In her final days, Franklin had been receiving palliative care at home in Detroit where she was, according to her rep, “surrounded by family members.” They were there for her, much as she had been there for her relatives in their darkest hours.
“We had all lost our parents – she stepped in and filled the gap,” he continues. “She was the last one of the siblings, and when my aunt Erma and my dad died within a couple months of each other, she stepped right in and put her feelings aside even though she was grieving a loss that was two months apart. She might have grieved in private, but we never saw it.”

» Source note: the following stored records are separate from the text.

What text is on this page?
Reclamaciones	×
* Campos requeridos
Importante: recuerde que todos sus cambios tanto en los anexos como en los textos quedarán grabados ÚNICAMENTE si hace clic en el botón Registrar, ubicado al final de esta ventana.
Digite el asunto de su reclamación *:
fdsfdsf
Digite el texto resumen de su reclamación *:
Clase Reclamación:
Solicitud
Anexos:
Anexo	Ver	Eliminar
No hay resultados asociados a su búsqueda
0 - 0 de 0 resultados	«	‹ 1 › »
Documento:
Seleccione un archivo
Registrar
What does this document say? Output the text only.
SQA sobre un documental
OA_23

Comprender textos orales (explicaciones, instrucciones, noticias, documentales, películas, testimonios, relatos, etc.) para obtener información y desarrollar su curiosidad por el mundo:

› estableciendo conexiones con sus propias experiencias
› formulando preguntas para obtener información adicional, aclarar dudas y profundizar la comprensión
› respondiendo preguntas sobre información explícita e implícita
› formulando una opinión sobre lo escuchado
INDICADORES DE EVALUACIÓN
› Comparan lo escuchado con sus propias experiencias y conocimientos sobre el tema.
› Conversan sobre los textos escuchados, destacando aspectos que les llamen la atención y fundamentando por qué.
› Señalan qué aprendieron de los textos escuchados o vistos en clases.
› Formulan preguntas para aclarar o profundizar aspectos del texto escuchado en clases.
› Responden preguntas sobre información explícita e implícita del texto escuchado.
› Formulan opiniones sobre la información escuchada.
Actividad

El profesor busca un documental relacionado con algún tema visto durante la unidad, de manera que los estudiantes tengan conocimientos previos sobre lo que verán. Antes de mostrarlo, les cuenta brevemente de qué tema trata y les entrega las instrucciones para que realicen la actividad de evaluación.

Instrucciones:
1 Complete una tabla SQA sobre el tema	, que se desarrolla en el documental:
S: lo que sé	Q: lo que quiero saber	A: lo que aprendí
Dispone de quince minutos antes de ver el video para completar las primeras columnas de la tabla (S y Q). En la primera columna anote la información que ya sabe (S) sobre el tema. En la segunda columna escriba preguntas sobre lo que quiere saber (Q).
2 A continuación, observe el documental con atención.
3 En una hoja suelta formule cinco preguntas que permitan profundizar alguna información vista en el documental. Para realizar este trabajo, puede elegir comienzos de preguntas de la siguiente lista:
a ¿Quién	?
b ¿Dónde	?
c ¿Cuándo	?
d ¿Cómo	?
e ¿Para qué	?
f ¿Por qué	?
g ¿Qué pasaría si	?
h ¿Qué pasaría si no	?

PEOPLE reported on Monday that Franklin was in the midst of a health crisis, with a friend of the artist explaining that the singer has “been ill for a long time” and her loved ones had been warned her “death is imminent.”
Later that day, Tim told PEOPLE that his aunt was resting at home. “She’s alert, laughing, teasing, able to recognize people,” Tim said. “Family is there with her.”
After years of speculation about her health, her representatives confirmed Thursday that her official cause of death was “due to advance pancreatic cancer of the neuroendocrine type, which was confirmed by Franklin’s oncologist, Dr. Philip Phillips of Karmanos Cancer Institute in Detroit, MI.”
Fans have speculated about Franklin’s health since she underwent a mystery surgery on Dec. 2, 2010. At the time she didn’t reveal what the procedure was for, saying only that it was “highly successful.” But later that week, a relative told Fox 2 in her hometown of Detroit that she had cancer, and the National Enquirer reported that it was pancreatic.
In January 2011, Franklin said that she’s “not going to even deal with” the reports of her cancer. Through to the end, she refused to speak of it publicly.
“My aunt had a heck of a life,” says Tim. “In the end — just like in the beginning — she reached out to the one who sustained her and refused to let go.”